Verify errors on multiple deployments after garbage collection

Linyu

Well-Known Member
Jun 14, 2019
43
2
48
26
We are running a few proxmox backup servers deployed on top of Truenas, which is based on ZFS, so I am quite sure that there is no hardware disk failure.
But recently, when I was trying to restore backup from PBS. I found some backup is broken, the error log shows some .chunk is missing (no such file or directory). After that, I started verifying jobs on each deployment, and some backup jobs reported failed on each node.

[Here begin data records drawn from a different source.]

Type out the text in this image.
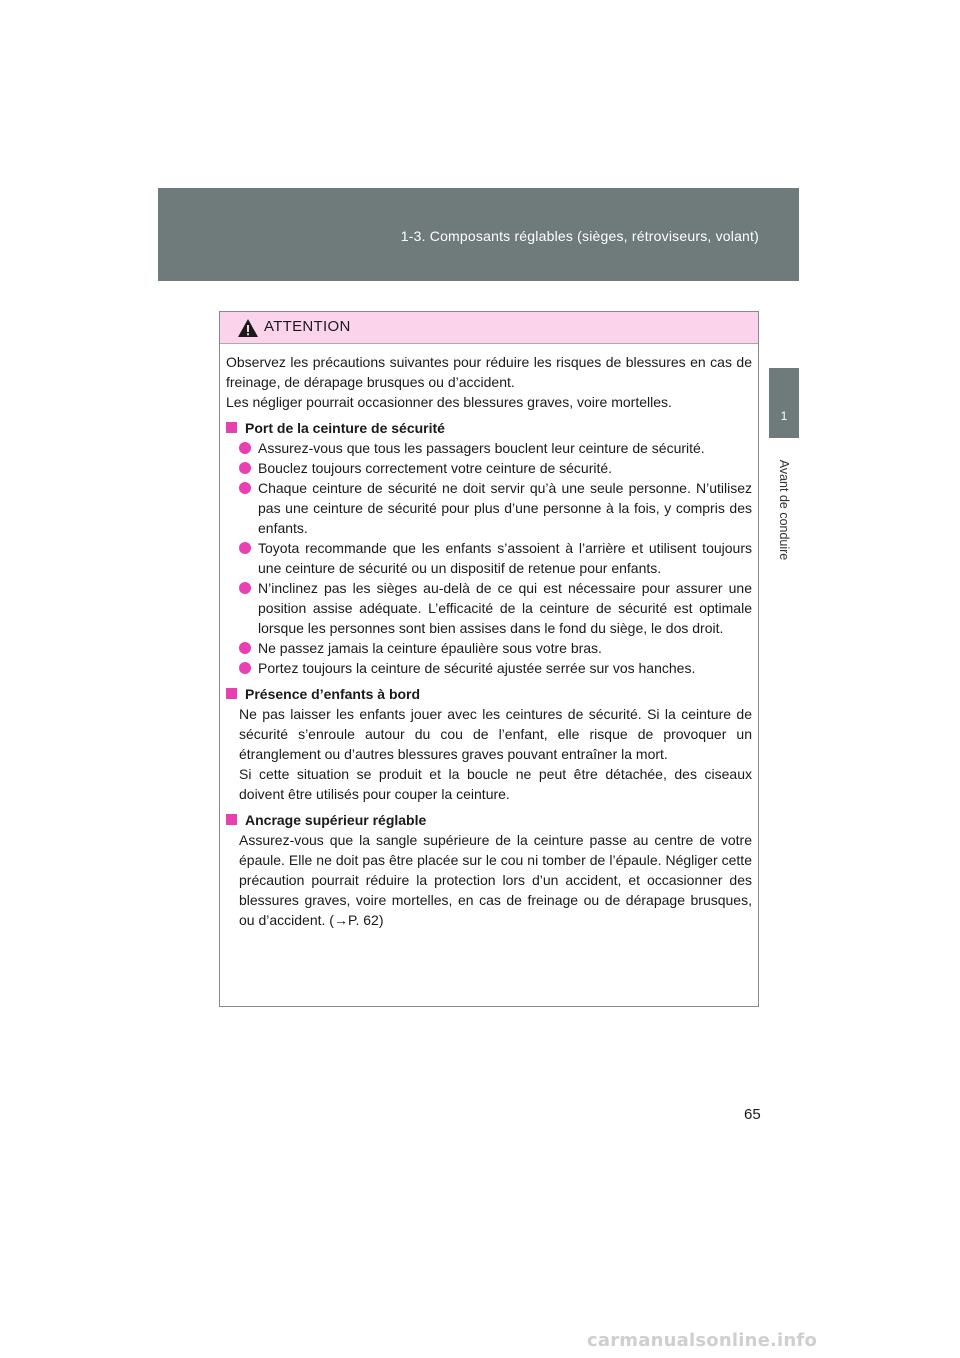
1-3. Composants réglables (sièges, rétroviseurs, volant)
1
Avant de conduire
ATTENTION

Observez les précautions suivantes pour réduire les risques de blessures en cas de freinage, de dérapage brusques ou d’accident.

Les négliger pourrait occasionner des blessures graves, voire mortelles.

Port de la ceinture de sécurité

Assurez-vous que tous les passagers bouclent leur ceinture de sécurité.

Bouclez toujours correctement votre ceinture de sécurité.

Chaque ceinture de sécurité ne doit servir qu’à une seule personne. N’utilisez pas une ceinture de sécurité pour plus d’une personne à la fois, y compris des enfants.

Toyota recommande que les enfants s’assoient à l’arrière et utilisent toujours une ceinture de sécurité ou un dispositif de retenue pour enfants.

N’inclinez pas les sièges au-delà de ce qui est nécessaire pour assurer une position assise adéquate. L’efficacité de la ceinture de sécurité est optimale lorsque les personnes sont bien assises dans le fond du siège, le dos droit.

Ne passez jamais la ceinture épaulière sous votre bras.

Portez toujours la ceinture de sécurité ajustée serrée sur vos hanches.

Présence d’enfants à bord

Ne pas laisser les enfants jouer avec les ceintures de sécurité. Si la ceinture de sécurité s’enroule autour du cou de l’enfant, elle risque de provoquer un étranglement ou d’autres blessures graves pouvant entraîner la mort.

Si cette situation se produit et la boucle ne peut être détachée, des ciseaux doivent être utilisés pour couper la ceinture.

Ancrage supérieur réglable

Assurez-vous que la sangle supérieure de la ceinture passe au centre de votre épaule. Elle ne doit pas être placée sur le cou ni tomber de l’épaule. Négliger cette précaution pourrait réduire la protection lors d’un accident, et occasionner des blessures graves, voire mortelles, en cas de freinage ou de dérapage brusques, ou d’accident. (→P. 62)

65
carmanualsonline.info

Here is how our backup job works:
Inside a specific region, a few pve nodes(4-5) are connected to one proxmox backup server(no cluster between nodes), each VM on a difference node will be backup from 0:00-6:00, and we will delete a previous backup before creating a new backup, garbage collection is running every day, so I think maybe garbage collection is running at the same time of backing up, did it accidentally remove some chunk files?

I am using:
Code:
Proxmox Backup Server 3.0-1
1702882022623.png
 
Make sure atime isn't disabled in TrueNAS for the datasets. PBS needs the atime to not delete the wrong chunks on a GC. Shouldn't be disabled by default but many people recommend to disable atime for better performance or less SSD wear but this won't work when using PBS.
 
Last edited:
  • Like
Reactions: Linyu
Make sure atime isn't disabled in TrueNAS for the datasets. PBS needs the atime to not delete the wrong chunks on a GC. Shouldn't be disabled by default but many people recommend to disable atime for better performance or less SSD wear but this won't work when using PBS.
Thanks for the help! I found that Truenas has disabled attime by default, so I will give it a few days to see if the same problem still occurs.
 
I opened atime on the dataset, but still encountered validation errors. In fact, my PBS instance is a virtual machine in the Truenas scale, and I created a volume in the Truenas scale and mounted it to the PBS virtual machine. I learned that atime is only a property of the dataset, but not a volume. Do you have any other suggestions?